Total commercial lending increased by $20.6
billion, or 23 percent, from December 31,
2011, due to strong organic growth and the
impact from the RBC Bank (USA) acquisition.
Total consumer lending increased $6.2 billion,
or 9 percent, from December 31, 2011
primarily in home equity and automobile loans,
including the impact from the RBC Bank
(USA) acquisition.
Total deposits were $213 billion at December 31,
2012 compared with $188 billion at December 31,
2011.
Transaction deposits increased to $177 billion
at December 31, 2012 compared to $148 billion
at December 31, 2011, including the impact
from the RBC Bank (USA) acquisition as well
as organic transaction deposit growth from
increases in both consumer and commercial
liquidity. Transaction deposits were 83%
percent of total deposits at December 31, 2012,
reflecting our strong customer focus and core
strategy to grow checking relationships.
Retail certificates of deposit declined by $5.7
billion at December 31, 2012 from
December 31, 2011 due to runoff of maturing
accounts.
As of February 22, 2013, deposits have
declined by approximately 2.7% from the
December 31, 2012 level as a result of seasonal
and normal business activity. Deposit
fluctuations due to the Transaction Account
Guarantee Program’s expiration have not been
significant. Management expects that in the
current interest rate environment, additional
deposit runoff will not be significant.
PNC’s balance sheet remained core funded with a
loans to deposits ratio of 87 percent at December 31,
2012 and retained a strong bank holding company
liquidity position.
Trust preferred securities and hybrid capital
securities redeemed in 2012 totaled $2.3 billion with
a weighted average rate of 8.3 percent, effectively
lowering funding costs.
PNC issued approximately $2 billion of preferred
stock in 2012 with a weighted average rate of 5.9
percent.
PNC had strong capital levels at December 31, 2012
with a Tier 1 common capital ratio of 9.6 percent
compared to 10.3 percent at December 31, 2011,
which reflected a decrease of approximately 1.2
percentage points from the acquisition of RBC Bank
(USA), partially offset by retention of earnings.

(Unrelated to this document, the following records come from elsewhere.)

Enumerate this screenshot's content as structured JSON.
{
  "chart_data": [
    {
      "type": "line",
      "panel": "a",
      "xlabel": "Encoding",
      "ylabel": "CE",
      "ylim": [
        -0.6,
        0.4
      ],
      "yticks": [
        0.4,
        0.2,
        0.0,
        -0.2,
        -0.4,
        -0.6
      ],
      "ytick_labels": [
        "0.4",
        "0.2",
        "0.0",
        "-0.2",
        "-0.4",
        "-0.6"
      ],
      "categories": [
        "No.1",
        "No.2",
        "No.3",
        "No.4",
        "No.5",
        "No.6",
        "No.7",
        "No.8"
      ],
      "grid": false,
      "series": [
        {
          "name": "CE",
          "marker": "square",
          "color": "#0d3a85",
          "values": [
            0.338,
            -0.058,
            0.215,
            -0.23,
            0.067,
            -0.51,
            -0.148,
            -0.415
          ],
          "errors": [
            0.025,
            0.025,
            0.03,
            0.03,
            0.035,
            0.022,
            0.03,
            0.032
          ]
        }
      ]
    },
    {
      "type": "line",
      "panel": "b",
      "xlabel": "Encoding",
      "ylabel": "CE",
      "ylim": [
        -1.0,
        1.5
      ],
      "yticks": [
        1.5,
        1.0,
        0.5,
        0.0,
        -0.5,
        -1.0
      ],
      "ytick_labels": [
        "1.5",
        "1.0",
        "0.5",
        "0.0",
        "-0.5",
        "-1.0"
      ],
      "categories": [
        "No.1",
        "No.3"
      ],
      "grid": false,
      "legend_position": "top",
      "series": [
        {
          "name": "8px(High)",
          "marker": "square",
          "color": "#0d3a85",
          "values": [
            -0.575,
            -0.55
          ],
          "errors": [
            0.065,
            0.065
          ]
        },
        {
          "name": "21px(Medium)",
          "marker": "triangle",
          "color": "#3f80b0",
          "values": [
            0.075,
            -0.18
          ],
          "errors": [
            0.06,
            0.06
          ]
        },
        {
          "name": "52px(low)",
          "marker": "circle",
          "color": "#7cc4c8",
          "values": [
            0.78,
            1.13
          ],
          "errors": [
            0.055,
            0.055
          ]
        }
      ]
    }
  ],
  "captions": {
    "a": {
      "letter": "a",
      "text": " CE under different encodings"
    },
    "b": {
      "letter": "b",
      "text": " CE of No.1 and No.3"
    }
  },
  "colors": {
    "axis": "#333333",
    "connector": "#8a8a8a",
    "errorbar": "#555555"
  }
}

PNC’s estimated proforma Basel III Tier 1 common
capital ratio was 7.5 percent at December 31, 2012
without benefit of phase-ins, based on current
understanding of Basel III proposed rules, estimates
of Basel II (with proposed modifications) risk-
weighted assets, and application of Basel II.5 rules.
PNC’s goal is to be within a Basel III Tier 1 common
capital ratio range of between 8.0 to 8.5 percent by
year end 2013 without benefit of phase-ins. We
believe we are positioned to reach this goal.